Can you just imagine the size of the bureaucracy – both in universities and in government – needed to insure that all universities and students were playing by these new rules? And….negotiations between The US Federal Government and billion dollar universities over tuition? What could possibly go wrong?
Yes, a solution that only an academic could embrace. Or a budding, university-trained government bureaucrat, I suppose.
Coda
This all made me curious as to how my former employer stacks up against these 50 US universities on these dimensions, so I went to the UWO data book to find out. I cannot be sure that these numbers are calculated in exactly the same way as in the US schools, but then it is not clear that all the US schools calculate them the same way, either.
So, Western says it has 37,875 full-time students enrolled during this current academic year, under-grad and grad. It also employs 1,338 regular full-time faculty and 2,789 full-time staff. That puts it right up there with Notre Dame as a lean machine, although it does have more than twice as many staff as faculty.

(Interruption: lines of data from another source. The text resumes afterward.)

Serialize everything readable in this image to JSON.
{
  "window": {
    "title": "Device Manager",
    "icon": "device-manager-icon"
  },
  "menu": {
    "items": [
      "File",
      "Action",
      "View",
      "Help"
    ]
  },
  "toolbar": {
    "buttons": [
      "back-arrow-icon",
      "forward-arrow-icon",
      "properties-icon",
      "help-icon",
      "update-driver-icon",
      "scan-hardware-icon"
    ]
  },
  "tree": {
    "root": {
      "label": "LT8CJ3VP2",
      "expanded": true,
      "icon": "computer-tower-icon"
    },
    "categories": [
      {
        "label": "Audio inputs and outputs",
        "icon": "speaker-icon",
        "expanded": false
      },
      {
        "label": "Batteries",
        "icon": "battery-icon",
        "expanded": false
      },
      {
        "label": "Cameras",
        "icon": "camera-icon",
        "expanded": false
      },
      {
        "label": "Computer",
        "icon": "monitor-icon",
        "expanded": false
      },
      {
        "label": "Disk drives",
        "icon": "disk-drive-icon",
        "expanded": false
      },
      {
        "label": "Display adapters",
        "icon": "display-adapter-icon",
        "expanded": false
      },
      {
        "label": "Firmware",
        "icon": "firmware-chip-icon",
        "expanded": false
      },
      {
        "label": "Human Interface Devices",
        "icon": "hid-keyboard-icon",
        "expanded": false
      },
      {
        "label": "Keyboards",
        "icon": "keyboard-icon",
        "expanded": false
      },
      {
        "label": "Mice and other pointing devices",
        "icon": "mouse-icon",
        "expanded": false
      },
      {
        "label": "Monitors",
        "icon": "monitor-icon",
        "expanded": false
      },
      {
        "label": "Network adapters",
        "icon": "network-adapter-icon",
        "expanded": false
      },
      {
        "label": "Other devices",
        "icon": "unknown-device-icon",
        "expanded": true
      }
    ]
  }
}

The student-to-faculty ratio, one (highly imperfect) way rating orgs measure the quality of education in a post-secondary institution, is an eye-popping 28.3 to 1. Exactly one of the 50 US places in the Weinstein paper is higher than that – Georgia Tech at 37.3 to one. The paper claims GT has gone big-time into online education, which may explain that number partly. U of Texas, as huge as it is, has a student/faculty ratio of only 13.3, and U of Wisconsin, which is about the same size as UWO, is at 8.9.
PSE in Ontario is cheap, and you get what you pay for.